I was at the opening reception of ‘If Walls Could Speak’ which was held at ION Art Gallery in Orchard earlier this month. Mayinart brought together 30 award-winning artists from different parts of Asia, including India, Indonesia and Singapore, showcasing around 150 visual works for the show.
Some featured artists included Indonesian Master Painter Kartika Affandi, Indonesian Master Artist Budi Ubrux, AT Sitompol, UOB award-winning artist Januri, and Ekta Chandra- the winner of the ASEAN Art Award among other artists.
The artworks were priced within an affordable range in line with Mayinart’s underlying ethos of democratizing the arts landscape to make art accessible to all.
One of the prime highlights of the exhibition was the work of renowned Indonesian painter and sculptor Kartika Affandi. In addition to enjoying the art, visitors indulged in fun activities, such as live finger painting, and meet and greet sessions with artists between 2nd and 11th February.
At 85, Kartika Affandi Is A Passionate Artist
I was in awe of Kartika Affandi’s exemplary work. The style of expressionism in her art is conveyed as she directly squeezes from tubes of paint with her fingers, endowing raw emotion in snaking patterns onto her paintings – a technique exclusively used by her father- the iconic Indonesian artist Affandi.
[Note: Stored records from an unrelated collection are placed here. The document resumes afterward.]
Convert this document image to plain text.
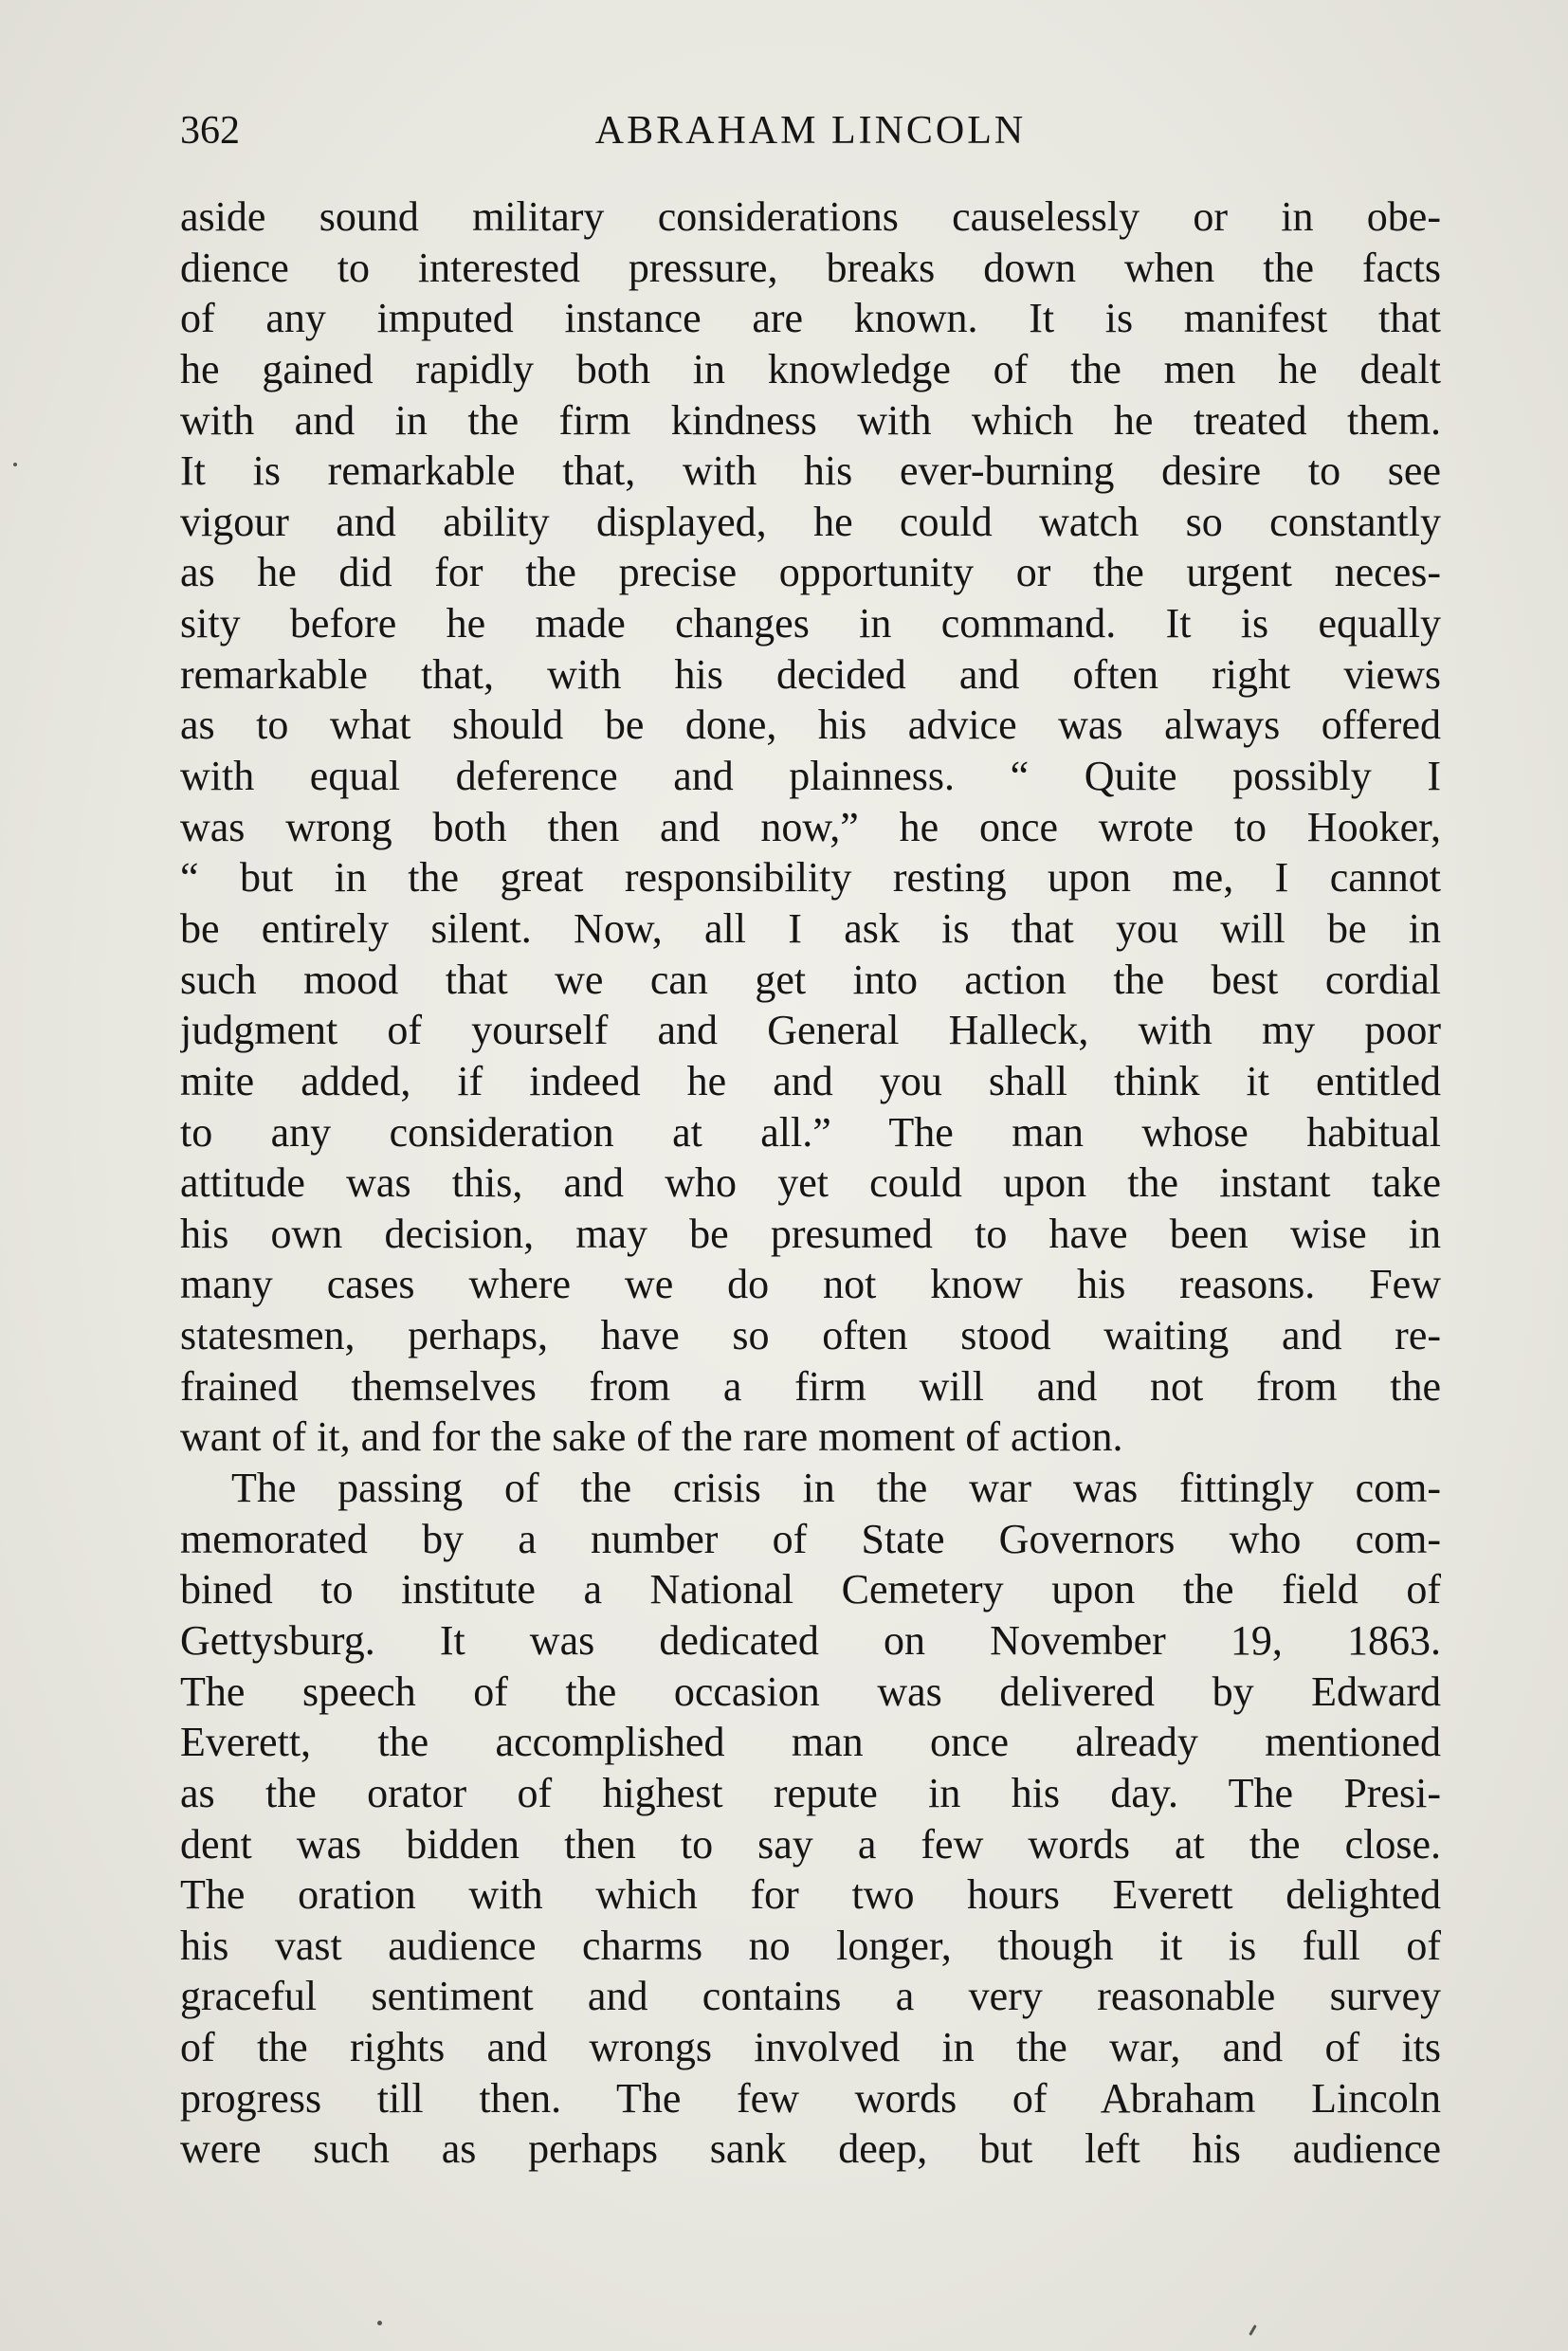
362	ABRAHAM LINCOLN
aside sound military considerations causelessly or in obe-
dience to interested pressure, breaks down when the facts
of any imputed instance are known. It is manifest that
he gained rapidly both in knowledge of the men he dealt
with and in the firm kindness with which he treated them.
It is remarkable that, with his ever-burning desire to see
vigour and ability displayed, he could watch so constantly
as he did for the precise opportunity or the urgent neces-
sity before he made changes in command. It is equally
remarkable that, with his decided and often right views
as to what should be done, his advice was always offered
with equal deference and plainness. “ Quite possibly I
was wrong both then and now,” he once wrote to Hooker,
“ but in the great responsibility resting upon me, I cannot
be entirely silent. Now, all I ask is that you will be in
such mood that we can get into action the best cordial
judgment of yourself and General Halleck, with my poor
mite added, if indeed he and you shall think it entitled
to any consideration at all.” The man whose habitual
attitude was this, and who yet could upon the instant take
his own decision, may be presumed to have been wise in
many cases where we do not know his reasons. Few
statesmen, perhaps, have so often stood waiting and re-
frained themselves from a firm will and not from the
want of it, and for the sake of the rare moment of action.
The passing of the crisis in the war was fittingly com-
memorated by a number of State Governors who com-
bined to institute a National Cemetery upon the field of
Gettysburg. It was dedicated on November 19, 1863.
The speech of the occasion was delivered by Edward
Everett, the accomplished man once already mentioned
as the orator of highest repute in his day. The Presi-
dent was bidden then to say a few words at the close.
The oration with which for two hours Everett delighted
his vast audience charms no longer, though it is full of
graceful sentiment and contains a very reasonable survey
of the rights and wrongs involved in the war, and of its
progress till then. The few words of Abraham Lincoln
were such as perhaps sank deep, but left his audience
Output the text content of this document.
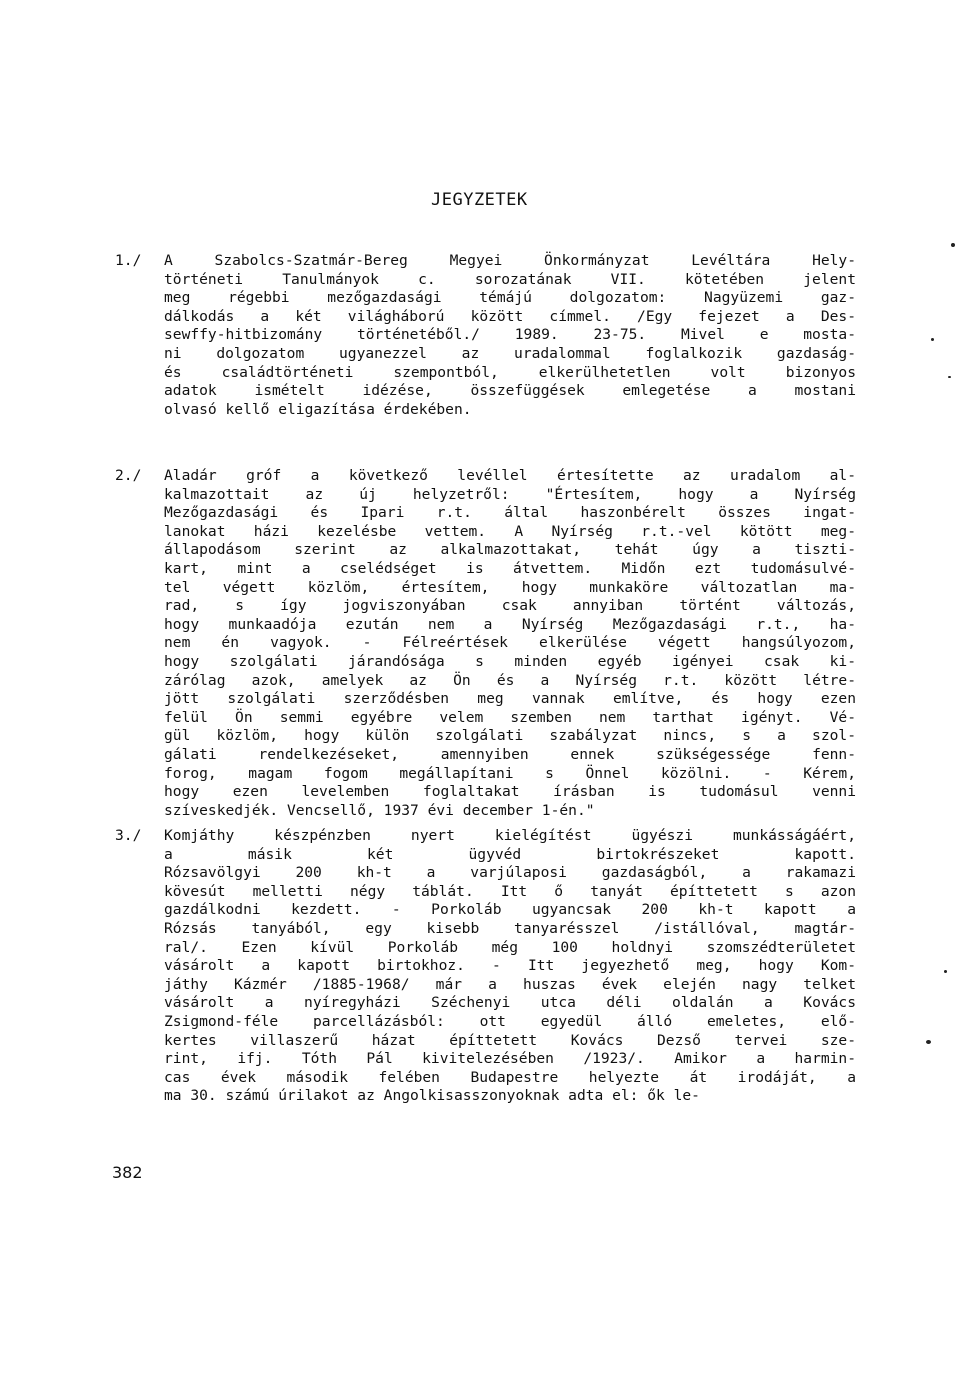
JEGYZETEK
1./	A Szabolcs-Szatmár-Bereg Megyei Önkormányzat Levéltára Hely-
történeti Tanulmányok c. sorozatának VII. kötetében jelent
meg régebbi mezőgazdasági témájú dolgozatom: Nagyüzemi gaz-
dálkodás a két világháború között címmel. /Egy fejezet a Des-
sewffy-hitbizomány történetéből./ 1989. 23-75. Mivel e mosta-
ni dolgozatom ugyanezzel az uradalommal foglalkozik gazdaság-
és családtörténeti szempontból, elkerülhetetlen volt bizonyos
adatok ismételt idézése, összefüggések emlegetése a mostani
olvasó kellő eligazítása érdekében.
2./	Aladár gróf a következő levéllel értesítette az uradalom al-
kalmazottait az új helyzetről: "Értesítem, hogy a Nyírség
Mezőgazdasági és Ipari r.t. által haszonbérelt összes ingat-
lanokat házi kezelésbe vettem. A Nyírség r.t.-vel kötött meg-
állapodásom szerint az alkalmazottakat, tehát úgy a tiszti-
kart, mint a cselédséget is átvettem. Midőn ezt tudomásulvé-
tel végett közlöm, értesítem, hogy munkaköre változatlan ma-
rad, s így jogviszonyában csak annyiban történt változás,
hogy munkaadója ezután nem a Nyírség Mezőgazdasági r.t., ha-
nem én vagyok. - Félreértések elkerülése végett hangsúlyozom,
hogy szolgálati járandósága s minden egyéb igényei csak ki-
zárólag azok, amelyek az Ön és a Nyírség r.t. között létre-
jött szolgálati szerződésben meg vannak említve, és hogy ezen
felül Ön semmi egyébre velem szemben nem tarthat igényt. Vé-
gül közlöm, hogy külön szolgálati szabályzat nincs, s a szol-
gálati rendelkezéseket, amennyiben ennek szükségessége fenn-
forog, magam fogom megállapítani s Önnel közölni. - Kérem,
hogy ezen levelemben foglaltakat írásban is tudomásul venni
szíveskedjék. Vencsellő, 1937 évi december 1-én."
3./	Komjáthy készpénzben nyert kielégítést ügyészi munkásságáért,
a másik két ügyvéd birtokrészeket kapott.
Rózsavölgyi 200 kh-t a varjúlaposi gazdaságból, a rakamazi
kövesút melletti négy táblát. Itt ő tanyát építtetett s azon
gazdálkodni kezdett. - Porkoláb ugyancsak 200 kh-t kapott a
Rózsás tanyából, egy kisebb tanyarésszel /istállóval, magtár-
ral/. Ezen kívül Porkoláb még 100 holdnyi szomszédterületet
vásárolt a kapott birtokhoz. - Itt jegyezhető meg, hogy Kom-
játhy Kázmér /1885-1968/ már a huszas évek elején nagy telket
vásárolt a nyíregyházi Széchenyi utca déli oldalán a Kovács
Zsigmond-féle parcellázásból: ott egyedül álló emeletes, elő-
kertes villaszerű házat építtetett Kovács Dezső tervei sze-
rint, ifj. Tóth Pál kivitelezésében /1923/. Amikor a harmin-
cas évek második felében Budapestre helyezte át irodáját, a
ma 30. számú úrilakot az Angolkisasszonyoknak adta el: ők le-
382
Inspired by nature, her work has a unique selection of vibrant colours.
Born in 1934, she continues to paint passionately through her golden years. Although she never received a higher formal education, she is often invited to give talks in international art events. She received a Doctor Honorary Causa in Art and Culture from Northern California Global University (NCGU), the United States of America in 2004; Honorary Degree Maestro in Pittura, Italy and a Golden Medal from Academia of Salsomaggiore, Italy for her contributions to the art scene. Kartika was also the subject of a 2018 documentary film titled ‘Kartika Affandi: 9 Ways of Seeing’, by Christopher Basile.
With a bright red dahlia adorning her silver hair, Affandi smiled when I ask her about what kept her going. She shared “My passion for art is such that if I weren’t an artist, I don’t know what else I would be doing. I feel like art is why I exist, and that is what has helped me cross borders.”
I asked her about the struggles of making it in the Asian art landscape. She smiled and shared, “It doesn’t help when you want to be an artist, and on top of it you are a woman from a low-income family. There were times when we didn’t have enough money to buy a cracker a day, but my father’s dedication to art was my biggest inspiration, and I continued painting.”
She added that things are changing, but people need to be more supportive of artists, and not only in Asia but all over the world.